The case tested a question of near first impression about the Smart Grid: which level of government regulates it? For now, the D.C. Circuit has held squarely for the states, concluding that DR regulation is a matter of exclusive state jurisdiction. If the decision stands, it will have many adverse implications for federal regulation to advance the Smart Grid and use the wholesale electricity markets to achieve energy reductions and environmental goals.”
What was the argument for the smarter innovation? 1. Directly affects wholesale rates by reducing prices and improving overall market functioning. 2. It has the effect of enabling demand-side resources, as well as supply-side resources, and improves the economic operation of electricity markets. 3. The regulator believed there would be limited Demand Response participation in the markets without encouragement.
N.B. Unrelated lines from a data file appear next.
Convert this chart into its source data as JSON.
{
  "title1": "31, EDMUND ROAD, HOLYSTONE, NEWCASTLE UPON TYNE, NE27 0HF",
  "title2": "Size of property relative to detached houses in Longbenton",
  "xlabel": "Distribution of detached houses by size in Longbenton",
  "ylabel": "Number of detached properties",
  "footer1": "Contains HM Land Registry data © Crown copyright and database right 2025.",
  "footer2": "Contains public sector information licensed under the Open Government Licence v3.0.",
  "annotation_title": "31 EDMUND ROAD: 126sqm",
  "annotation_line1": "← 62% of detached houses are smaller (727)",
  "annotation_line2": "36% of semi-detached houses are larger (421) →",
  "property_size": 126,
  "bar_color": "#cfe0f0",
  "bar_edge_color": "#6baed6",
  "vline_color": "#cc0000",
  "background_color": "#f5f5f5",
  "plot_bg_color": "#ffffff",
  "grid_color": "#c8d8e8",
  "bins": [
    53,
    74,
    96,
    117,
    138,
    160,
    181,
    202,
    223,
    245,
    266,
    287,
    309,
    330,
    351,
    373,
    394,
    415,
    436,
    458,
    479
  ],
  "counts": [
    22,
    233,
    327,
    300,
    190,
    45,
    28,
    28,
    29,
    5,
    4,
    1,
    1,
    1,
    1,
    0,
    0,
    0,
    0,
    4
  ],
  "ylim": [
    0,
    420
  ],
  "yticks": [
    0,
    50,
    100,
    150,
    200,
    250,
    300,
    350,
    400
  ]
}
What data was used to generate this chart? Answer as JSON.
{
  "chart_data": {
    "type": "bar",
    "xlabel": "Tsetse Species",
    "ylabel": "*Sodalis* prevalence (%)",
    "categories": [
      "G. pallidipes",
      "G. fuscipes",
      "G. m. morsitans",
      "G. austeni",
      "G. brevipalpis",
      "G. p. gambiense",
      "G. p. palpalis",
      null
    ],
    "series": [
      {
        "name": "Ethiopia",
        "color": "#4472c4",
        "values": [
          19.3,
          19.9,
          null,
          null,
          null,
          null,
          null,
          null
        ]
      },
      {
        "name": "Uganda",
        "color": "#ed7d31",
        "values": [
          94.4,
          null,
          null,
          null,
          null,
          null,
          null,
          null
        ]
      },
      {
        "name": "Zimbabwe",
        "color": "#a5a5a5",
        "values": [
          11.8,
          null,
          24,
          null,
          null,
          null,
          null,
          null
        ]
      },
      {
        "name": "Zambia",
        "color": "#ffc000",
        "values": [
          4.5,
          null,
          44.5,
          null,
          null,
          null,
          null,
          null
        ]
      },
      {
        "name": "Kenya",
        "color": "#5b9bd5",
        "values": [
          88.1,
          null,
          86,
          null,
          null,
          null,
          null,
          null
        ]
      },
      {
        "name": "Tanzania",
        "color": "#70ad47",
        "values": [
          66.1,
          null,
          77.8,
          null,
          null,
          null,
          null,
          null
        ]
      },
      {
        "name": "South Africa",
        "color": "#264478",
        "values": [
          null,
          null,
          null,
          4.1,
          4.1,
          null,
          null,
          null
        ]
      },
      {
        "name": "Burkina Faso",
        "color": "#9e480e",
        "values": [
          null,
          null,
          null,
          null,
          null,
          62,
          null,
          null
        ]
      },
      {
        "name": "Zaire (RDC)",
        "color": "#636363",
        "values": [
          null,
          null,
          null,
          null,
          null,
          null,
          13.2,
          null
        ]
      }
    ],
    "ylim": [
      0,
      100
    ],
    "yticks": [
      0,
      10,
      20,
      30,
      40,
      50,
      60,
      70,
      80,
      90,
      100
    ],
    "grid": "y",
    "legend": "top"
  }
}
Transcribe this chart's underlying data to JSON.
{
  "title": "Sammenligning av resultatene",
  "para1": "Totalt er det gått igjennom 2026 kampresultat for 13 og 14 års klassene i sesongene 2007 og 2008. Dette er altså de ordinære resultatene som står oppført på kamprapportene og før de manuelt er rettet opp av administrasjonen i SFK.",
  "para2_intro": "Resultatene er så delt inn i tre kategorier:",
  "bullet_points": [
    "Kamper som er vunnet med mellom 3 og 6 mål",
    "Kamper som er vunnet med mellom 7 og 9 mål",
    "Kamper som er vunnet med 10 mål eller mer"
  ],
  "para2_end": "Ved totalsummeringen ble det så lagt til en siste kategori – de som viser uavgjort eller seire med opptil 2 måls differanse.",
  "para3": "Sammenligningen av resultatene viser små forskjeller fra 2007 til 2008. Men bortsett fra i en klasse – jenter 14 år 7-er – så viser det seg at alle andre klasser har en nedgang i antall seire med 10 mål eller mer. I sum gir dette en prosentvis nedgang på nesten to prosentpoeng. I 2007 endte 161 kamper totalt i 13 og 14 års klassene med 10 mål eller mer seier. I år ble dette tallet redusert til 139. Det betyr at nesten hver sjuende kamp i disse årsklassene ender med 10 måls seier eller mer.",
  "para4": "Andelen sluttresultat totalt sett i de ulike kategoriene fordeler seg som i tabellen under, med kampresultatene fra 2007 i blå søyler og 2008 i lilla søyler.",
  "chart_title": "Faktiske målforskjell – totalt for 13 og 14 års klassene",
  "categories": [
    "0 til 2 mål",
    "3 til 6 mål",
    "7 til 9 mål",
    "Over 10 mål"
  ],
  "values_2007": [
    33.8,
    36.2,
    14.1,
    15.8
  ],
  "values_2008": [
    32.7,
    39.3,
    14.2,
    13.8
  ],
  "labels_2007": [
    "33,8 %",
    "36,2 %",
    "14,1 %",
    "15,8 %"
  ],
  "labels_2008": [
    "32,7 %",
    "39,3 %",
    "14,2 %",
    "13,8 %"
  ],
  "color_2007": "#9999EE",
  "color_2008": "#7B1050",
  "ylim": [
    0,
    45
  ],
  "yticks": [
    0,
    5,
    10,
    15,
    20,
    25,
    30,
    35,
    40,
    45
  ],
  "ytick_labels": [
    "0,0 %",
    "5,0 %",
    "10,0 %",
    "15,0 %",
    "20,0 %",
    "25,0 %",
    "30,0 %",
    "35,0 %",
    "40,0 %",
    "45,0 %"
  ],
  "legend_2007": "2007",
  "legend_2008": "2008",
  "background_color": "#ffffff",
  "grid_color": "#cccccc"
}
The disruption to the smarter solution was achieved by dissention. It was not an issue of being straightforward and sensible, it was that it was competing with the established market and compensated those other than the supply side of the market. The smarter practice affected (can do) the wholesale market in a positive way, but it was “a part of the retail market. It involves retail customers, their decision whether to purchase at retail, and the levels of retail electricity consumption.” The regulator was empowered to regulate practices affecting the wholesale market, not the retail market.
So dear innovators, we have a situation: Working smarter has drawbacks, it can inflict pain, it can wound and be irritating to watch the dissenters argue you have no right expecting a retail outcome where it might affect the wholesale heaven of the established. It does tend to put the perspective on the ‘valley of death’ referred to in commercialization preamble!